Using Action Mailer Helpers
Action Mailer now just inherits from Abstract Controller, so you have access to the same generic helpers as you do in Action Controller.
Action Mailer Configuration
The following configuration options are best made in one of the environment files (environment.rb, production.rb, etc...)
Configuration | Description |
---|---|
template_root |
Determines the base from which template references will be made. |
logger |
Generates information on the mailing run if available. Can be set to nil for no logging. Compatible with both Ruby's own Logger and Log4r loggers. |
smtp_settings |
Allows detailed configuration for :smtp delivery method:
|
sendmail_settings |
Allows you to override options for the :sendmail delivery method.
|
raise_delivery_errors |
Whether or not errors should be raised if the email fails to be delivered. This only works if the external email server is configured for immediate delivery. |
delivery_method |
Defines a delivery method. Possible values are :smtp (default), :sendmail , :file and :test . |
perform_deliveries |
Determines whether deliveries are actually carried out when the deliver method is invoked on the Mail message. By default they are, but this can be turned off to help functional testing. |
deliveries |
Keeps an array of all the emails sent out through the Action Mailer with delivery_method :test. Most useful for unit and functional testing. |
default_options |
Allows you to set default values for the mail method options (:from , :reply_to , etc.). |
Example Action Mailer Configuration
An example would be adding the following to your appropriate config/environments/$RAILS_ENV.rb
file:
config.action_mailer.delivery_method = :sendmail
# Defaults to:
# config.action_mailer.sendmail_settings = {
# location: '/usr/sbin/sendmail',
# arguments: '-i -t'
# }
config.action_mailer.perform_deliveries = true
config.action_mailer.raise_delivery_errors = true
config.action_mailer.default_options = {from: 'no-replay@example.org'}
Action Mailer Configuration for GMail
As Action Mailer now uses the Mail gem, this becomes as simple as adding to your config/environments/$RAILS_ENV.rb
file:
config.action_mailer.delivery_method = :smtp
config.action_mailer.smtp_settings = {
address: 'smtp.gmail.com',
port: 587,
domain: 'baci.lindsaar.net',
user_name: '<username>',
password: '<password>',
authentication: 'plain',
enable_starttls_auto: true }
Mailer Testing
By default Action Mailer does not send emails in the test environment.

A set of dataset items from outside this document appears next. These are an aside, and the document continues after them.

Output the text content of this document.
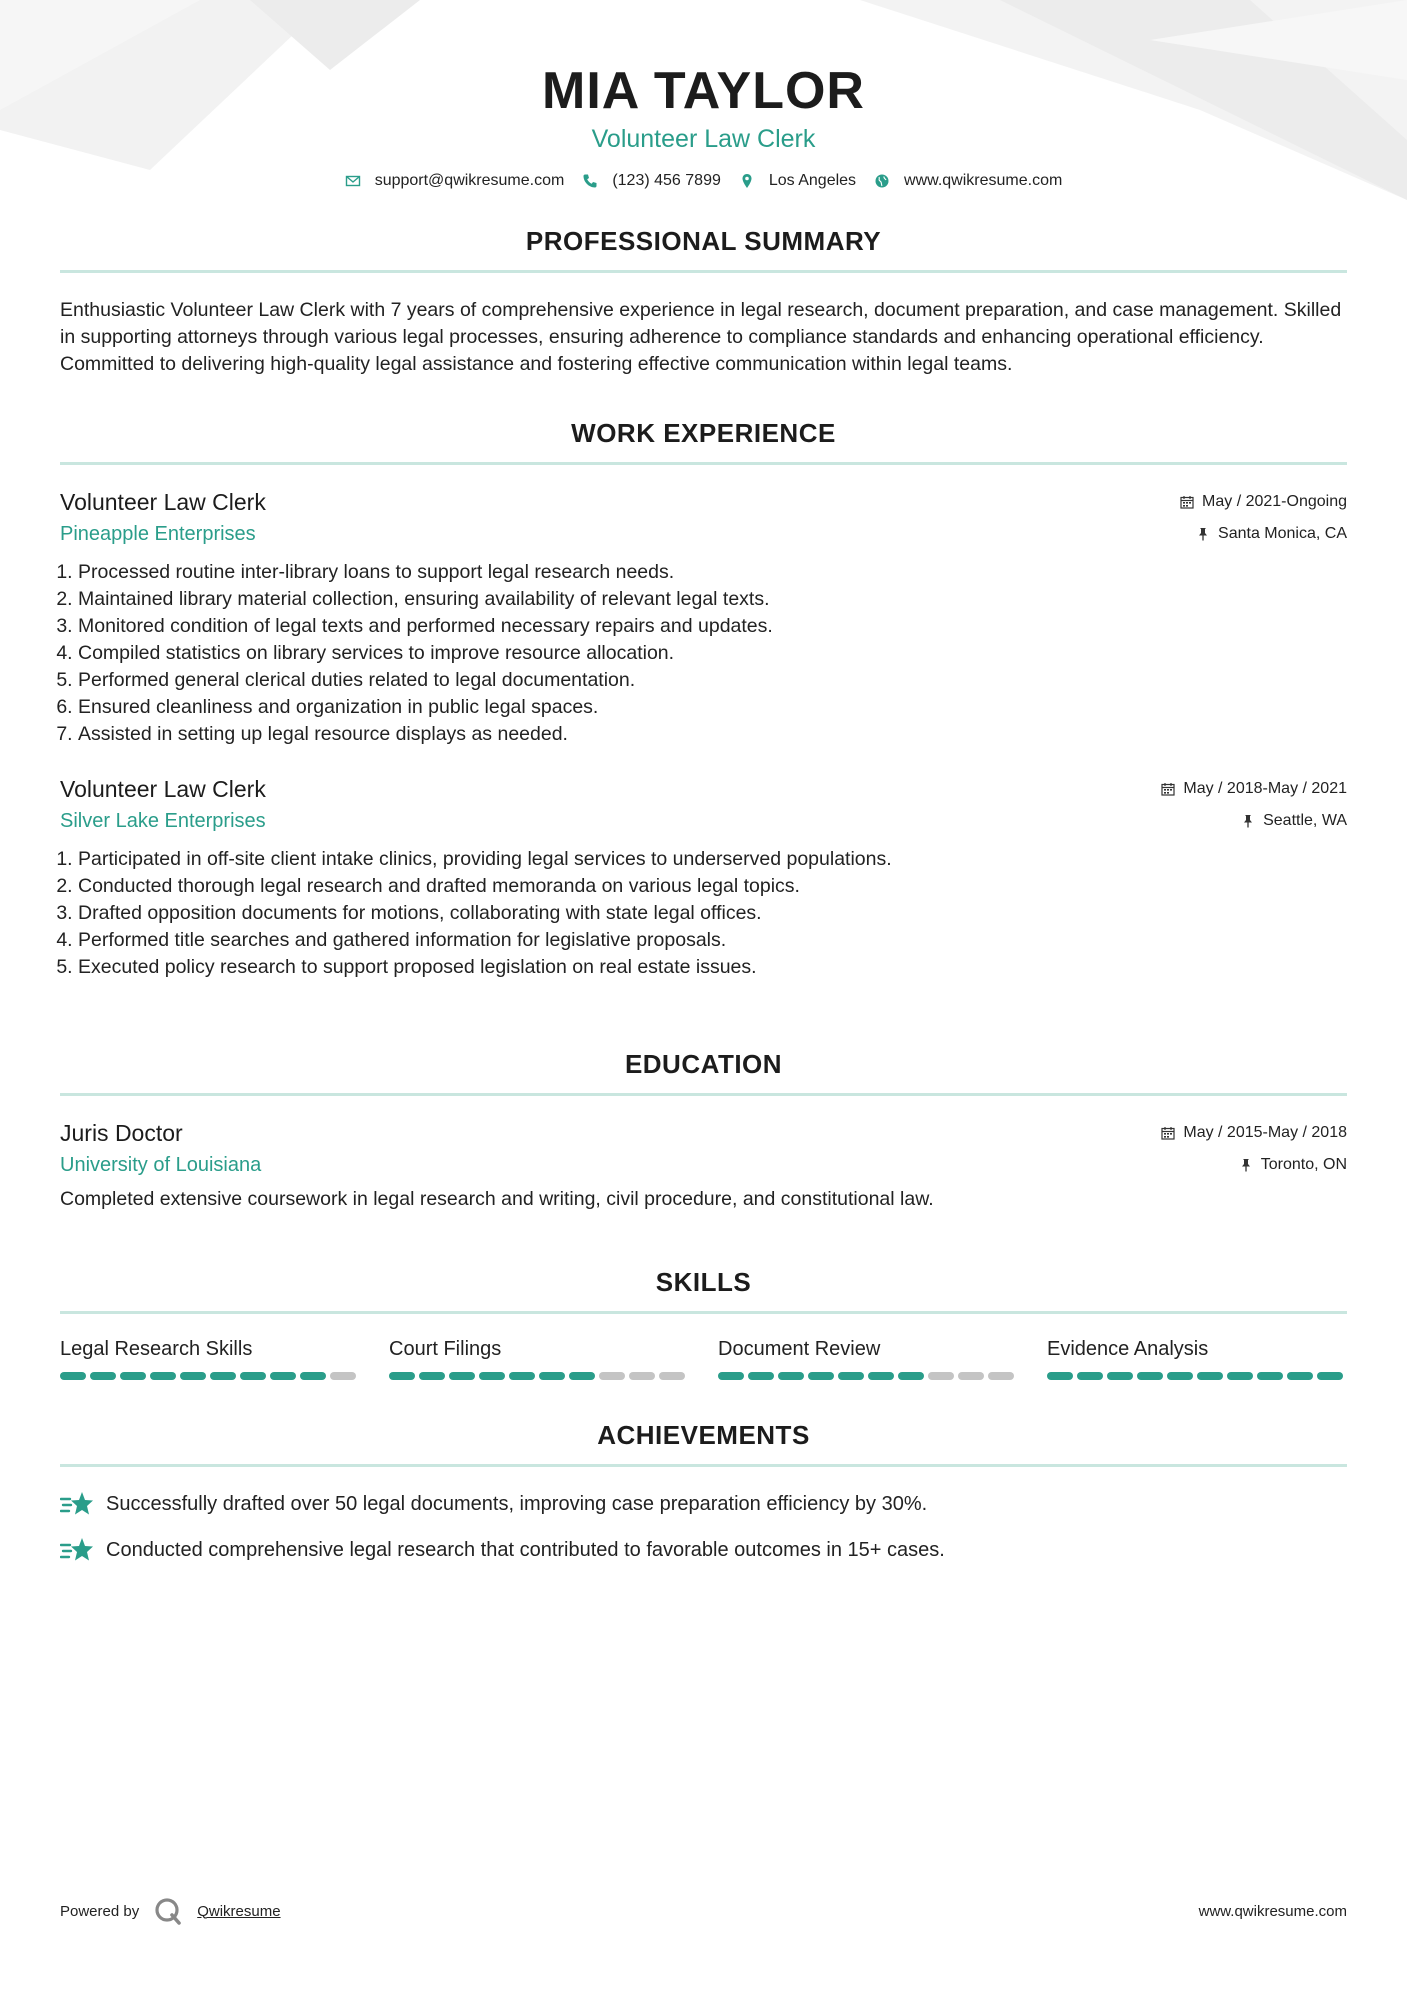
MIA TAYLOR
Volunteer Law Clerk
support@qwikresume.com	(123) 456 7899	Los Angeles	www.qwikresume.com
PROFESSIONAL SUMMARY
Enthusiastic Volunteer Law Clerk with 7 years of comprehensive experience in legal research, document preparation, and case management. Skilled in supporting attorneys through various legal processes, ensuring adherence to compliance standards and enhancing operational efficiency. Committed to delivering high-quality legal assistance and fostering effective communication within legal teams.
WORK EXPERIENCE
Volunteer Law Clerk
Pineapple Enterprises
May / 2021-Ongoing
Santa Monica, CA
1. Processed routine inter-library loans to support legal research needs.
2. Maintained library material collection, ensuring availability of relevant legal texts.
3. Monitored condition of legal texts and performed necessary repairs and updates.
4. Compiled statistics on library services to improve resource allocation.
5. Performed general clerical duties related to legal documentation.
6. Ensured cleanliness and organization in public legal spaces.
7. Assisted in setting up legal resource displays as needed.
Volunteer Law Clerk
Silver Lake Enterprises
May / 2018-May / 2021
Seattle, WA
1. Participated in off-site client intake clinics, providing legal services to underserved populations.
2. Conducted thorough legal research and drafted memoranda on various legal topics.
3. Drafted opposition documents for motions, collaborating with state legal offices.
4. Performed title searches and gathered information for legislative proposals.
5. Executed policy research to support proposed legislation on real estate issues.
EDUCATION
Juris Doctor
University of Louisiana
May / 2015-May / 2018
Toronto, ON
Completed extensive coursework in legal research and writing, civil procedure, and constitutional law.
SKILLS
Legal Research Skills	Court Filings	Document Review	Evidence Analysis
ACHIEVEMENTS
Successfully drafted over 50 legal documents, improving case preparation efficiency by 30%.
Conducted comprehensive legal research that contributed to favorable outcomes in 15+ cases.
Powered by	Qwikresume	www.qwikresume.com
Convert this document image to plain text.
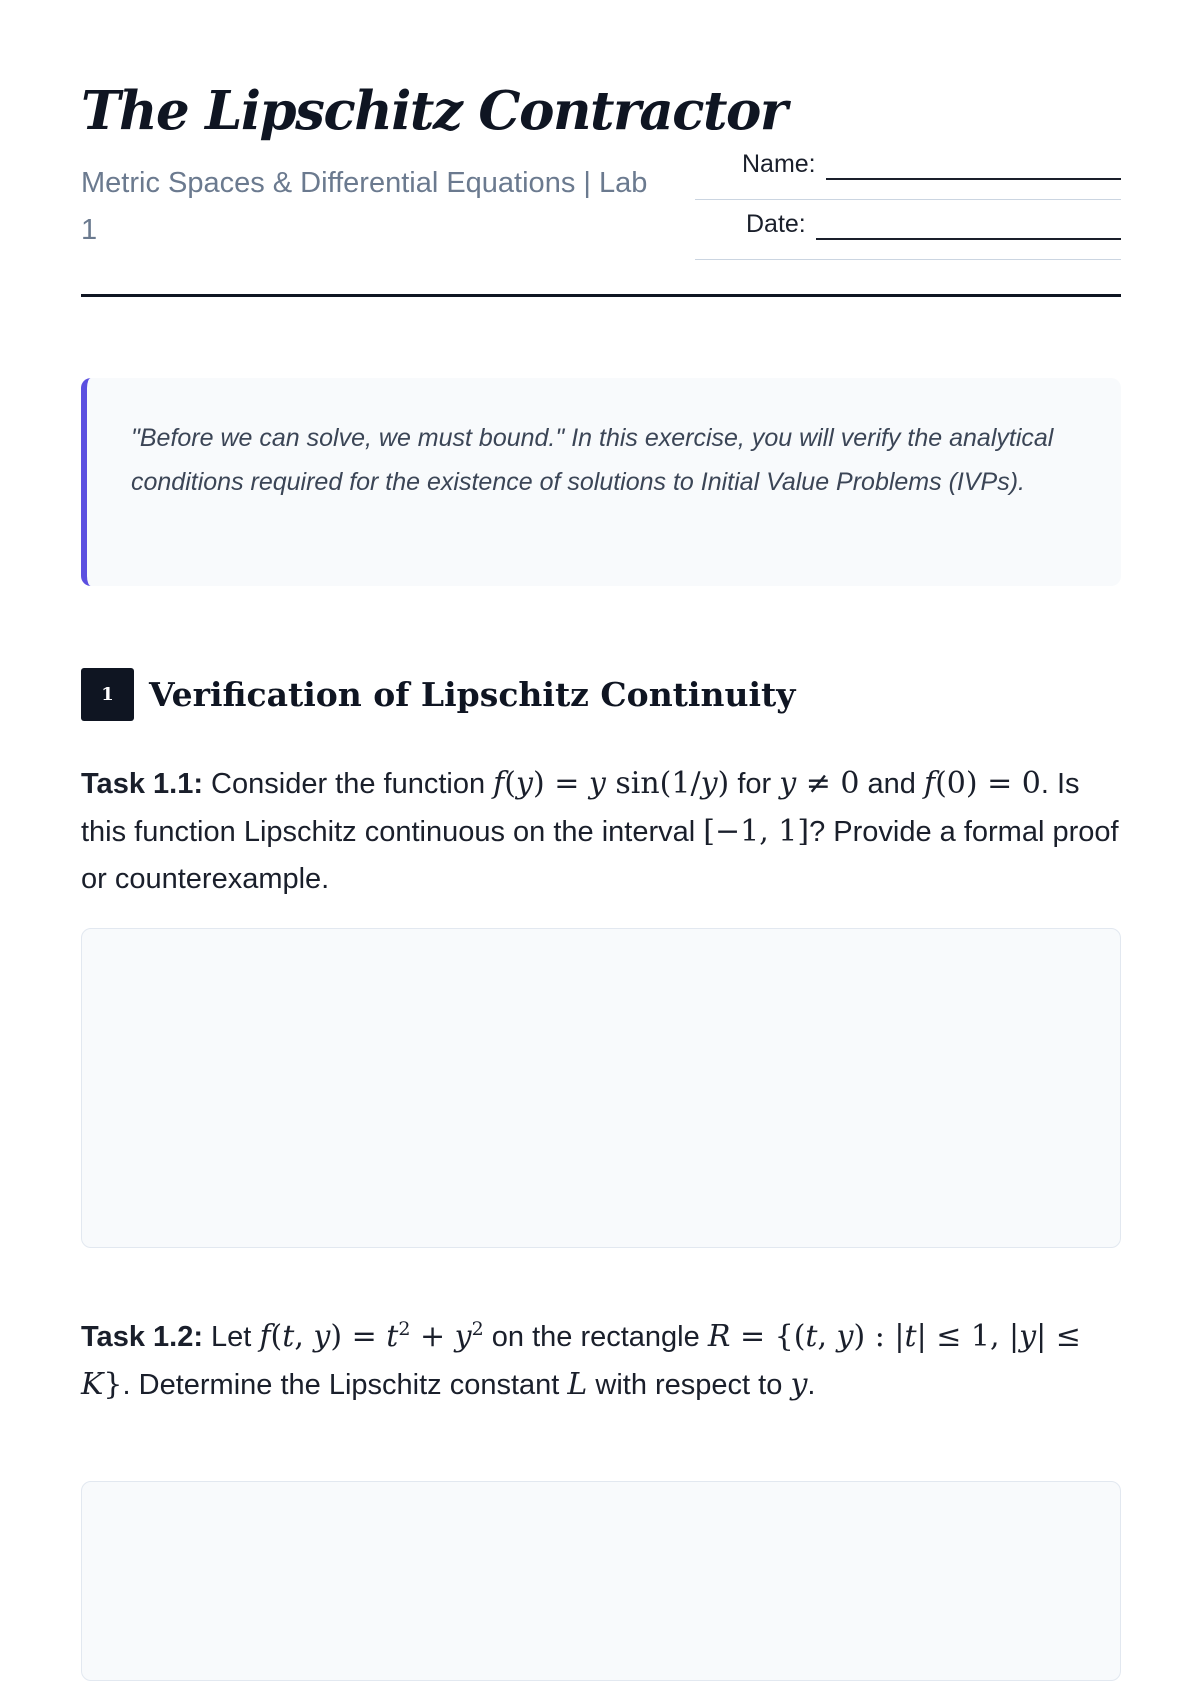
The Lipschitz Contractor
Metric Spaces & Differential Equations | Lab 1
Name:
Date:
"Before we can solve, we must bound." In this exercise, you will verify the analytical conditions required for the existence of solutions to Initial Value Problems (IVPs).
1	Verification of Lipschitz Continuity
Task 1.1: Consider the function f(y) = y sin(1/y) for y ≠ 0 and f(0) = 0. Is this function Lipschitz continuous on the interval [−1, 1]? Provide a formal proof or counterexample.
Task 1.2: Let f(t, $y) = t^2 + y^2$ on the rectangle R = {(t, y) : |t| ≤ 1, |y| ≤ K}. Determine the Lipschitz constant L with respect to y.
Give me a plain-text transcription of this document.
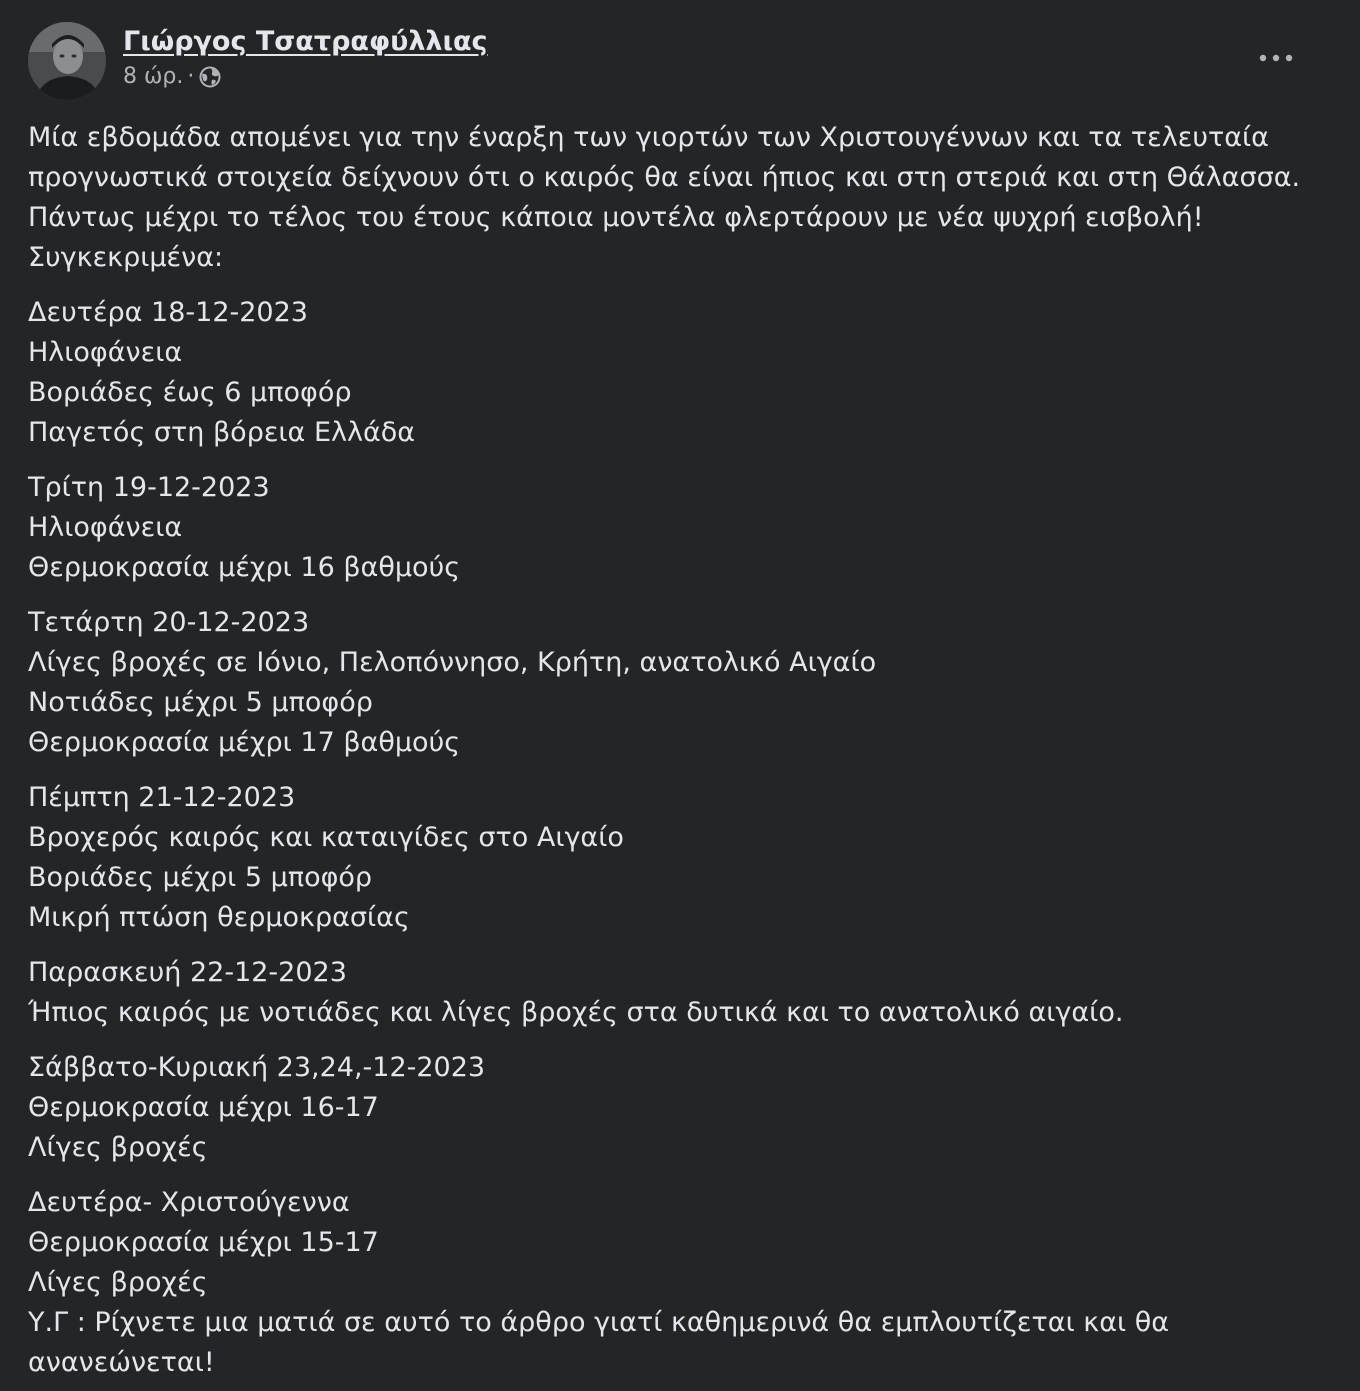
Γιώργος Τσατραφύλλιας
8 ώρ. ·
Μία εβδομάδα απομένει για την έναρξη των γιορτών των Χριστουγέννων και τα τελευταία
προγνωστικά στοιχεία δείχνουν ότι ο καιρός θα είναι ήπιος και στη στεριά και στη Θάλασσα.
Πάντως μέχρι το τέλος του έτους κάποια μοντέλα φλερτάρουν με νέα ψυχρή εισβολή!
Συγκεκριμένα:
Δευτέρα 18-12-2023
Ηλιοφάνεια
Βοριάδες έως 6 μποφόρ
Παγετός στη βόρεια Ελλάδα
Τρίτη 19-12-2023
Ηλιοφάνεια
Θερμοκρασία μέχρι 16 βαθμούς
Τετάρτη 20-12-2023
Λίγες βροχές σε Ιόνιο, Πελοπόννησο, Κρήτη, ανατολικό Αιγαίο
Νοτιάδες μέχρι 5 μποφόρ
Θερμοκρασία μέχρι 17 βαθμούς
Πέμπτη 21-12-2023
Βροχερός καιρός και καταιγίδες στο Αιγαίο
Βοριάδες μέχρι 5 μποφόρ
Μικρή πτώση θερμοκρασίας
Παρασκευή 22-12-2023
Ήπιος καιρός με νοτιάδες και λίγες βροχές στα δυτικά και το ανατολικό αιγαίο.
Σάββατο-Κυριακή 23,24,-12-2023
Θερμοκρασία μέχρι 16-17
Λίγες βροχές
Δευτέρα- Χριστούγεννα
Θερμοκρασία μέχρι 15-17
Λίγες βροχές
Υ.Γ : Ρίχνετε μια ματιά σε αυτό το άρθρο γιατί καθημερινά θα εμπλουτίζεται και θα
ανανεώνεται!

They are just added to the ActionMailer::Base.deliveries
array.
Testing mailers normally involves two things: One is that the mail was queued, and the other one that the email is correct. With that in mind, we could test our example mailer from above like so:
class UserMailerTest < ActionMailer::TestCase
def test_welcome_email
user = users(:some_user_in_your_fixtures)
# Send the email, then test that it got queued
email = UserMailer.welcome_email(user).deliver
assert !ActionMailer::Base.deliveries.empty?
# Test the body of the sent email contains what we expect it to
assert_equal [user.email], email.to
assert_equal 'Welcome to My Awesome Site', email.subject
assert_match "<h1>Welcome to example.com, #{user.name}</h1>", email.body.to_s
assert_match 'you have joined to example.com community', email.body.to_s
end
end
In the test we send the email and store the returned object in the email
variable. We then ensure that it was sent (the first assert), then, in the second batch of assertions, we ensure that the email does indeed contain what we expect.